L’articolo di fondo del Corriere di oggi 13 giugno 2007 è a firma Pietro Ichino ed ha per titolo: “Il contratto impossibile”. Il prof Ichino denuncia la crescente difficoltà nel chiudere i contratti nazionali di lavoro, indica nella mancanza di una visione comune tra le parti la causa di queste difficoltà e propone come soluzione quella di decentrare la contrattazione. Ecco io credo che questa proposta sia un ologramma di mille proposte analoghe che si avanzano a diversi livelli per superare altri “impasse”. Io credo che si tratti di proposte inattuabili e che occorra qualcosa di molto diverso.
Cosa c’è al fondo della proposta del Prof Ichino? La corretta osservazione che la società sta diventando sempre più complessa ed articolata, ma la sbagliata soluzione che occorre a semplificare questa complessità attraverso la contrattazione a livello locale ed aziendale.
La stessa visione viene proposta a livello politico. Si dice: stiamo assistendo ad un proliferare di partiti politici (e il proliferare viene visto come negativo); questo proliferare impedisce di decidere, allora occorre semplificare.
La stessa soluzione viene proposta a livello d’impresa. Chi non sostiene che occorre una forte capacità decisionale perché “tempus fugit?”. Detto più modernamente: il “time to market” per seguire le tendenze di mercati che sembrano aver preso il gusto di girarsi e rivoltarsi nello spazio di un sospiro?
In sintesi: siamo assediati da una crescente complessità che vediamo come negativa. Dobbiamo opporci semplificando e accentrando. Insomma: l’eterno richiamo a qualche uomo della provvidenza in ogni campo.
Ecco è questa la visione che ritengo errata e devastante.
Credo, infatti, che la complessità non sia frenabile, ma sia fortissima. E, credo, che se gli interessi, i valori si moltiplicano, si diversificano, questo accadimento è un valore!
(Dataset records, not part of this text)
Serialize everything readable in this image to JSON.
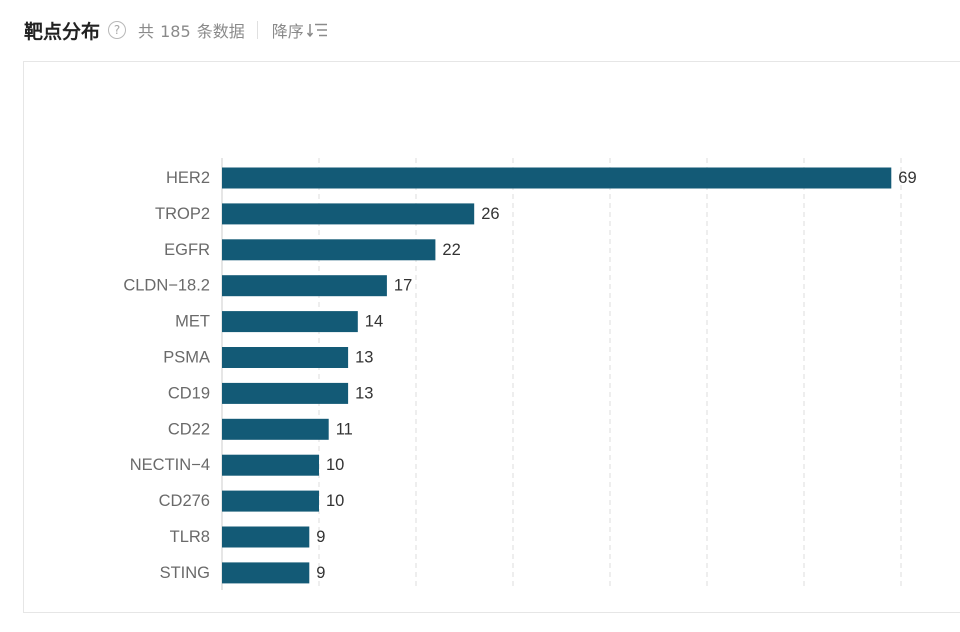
{
  "header": {
    "title": "靶点分布",
    "help_icon": "question-circle-icon",
    "count_text": "共 185 条数据",
    "sort_label": "降序",
    "sort_icon": "sort-descending-icon"
  },
  "colors": {
    "bar": "#135a76",
    "grid": "#dcdcdc",
    "axis": "#cccccc"
  },
  "chart_data": {
    "type": "bar",
    "orientation": "horizontal",
    "categories": [
      "HER2",
      "TROP2",
      "EGFR",
      "CLDN−18.2",
      "MET",
      "PSMA",
      "CD19",
      "CD22",
      "NECTIN−4",
      "CD276",
      "TLR8",
      "STING"
    ],
    "values": [
      69,
      26,
      22,
      17,
      14,
      13,
      13,
      11,
      10,
      10,
      9,
      9
    ],
    "data_labels": [
      "69",
      "26",
      "22",
      "17",
      "14",
      "13",
      "13",
      "11",
      "10",
      "10",
      "9",
      "9"
    ],
    "xlim": [
      0,
      70
    ],
    "grid": true,
    "grid_style": "dashed-vertical"
  }
}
Indiscutibilmente, il più prezioso.
Ma come fare perché questa complessità non generi, con un gioco contrapposto di forze, immobilismo?
Ecco occorrono nuovi strumenti e nuove competenze. Un nuovo ruolo della classe dirigente.
Esemplificando, perché in mille angoli di questo sito si trovano più dettagli: occorre che la classe dirigente sappia ascoltare e valorizzare la diversità. Cioè: deve essere interessata non alle proprie opinioni, ma a quelle degli altri. Deve disporre di metodologie per far esprimere gli altri. Ad esempio, deve essere esperta in metodologie di defreezing cognitivo. Deve riuscire a costruire sintesi e, quindi, deve essere esperta di tecniche di rappresentazione della conoscenza.
Insomma deve avere strumenti e metodologie per fare quello che sostiene necessario il Prof Ichino (costruire visioni comuni), ma senza prima semplificare. Anzi giocando a moltiplicare quella complessità che, tanto più è intensa, tanto più permette sintesi emozionanti.
Una banale proposta per andare in questa direzione: operiamo una auto-censura del linguaggio. Eliminiamo tutte la parole che indicano contrapposizione: lotta, competizione. Negoziazione. Vediamo se funziona. Uno sciopero per il rinnovo di un contratto. Una manifestazione lunga con molti cartelli. Cosa vi è scritto in quei cartelli? Lotta dura senza paura? No! Tanti pezzi di un nuovo ed emozionante piano di sviluppo aziendale, costruito usando tutte le ricchezze e le competenze che le burocrazie aziendali (non i padroni famelici) censurano. Il ruolo del sindacato? Fare in modo che la scritture del piano sia possibile. Che la manifestazione possa svolgersi in questo modo.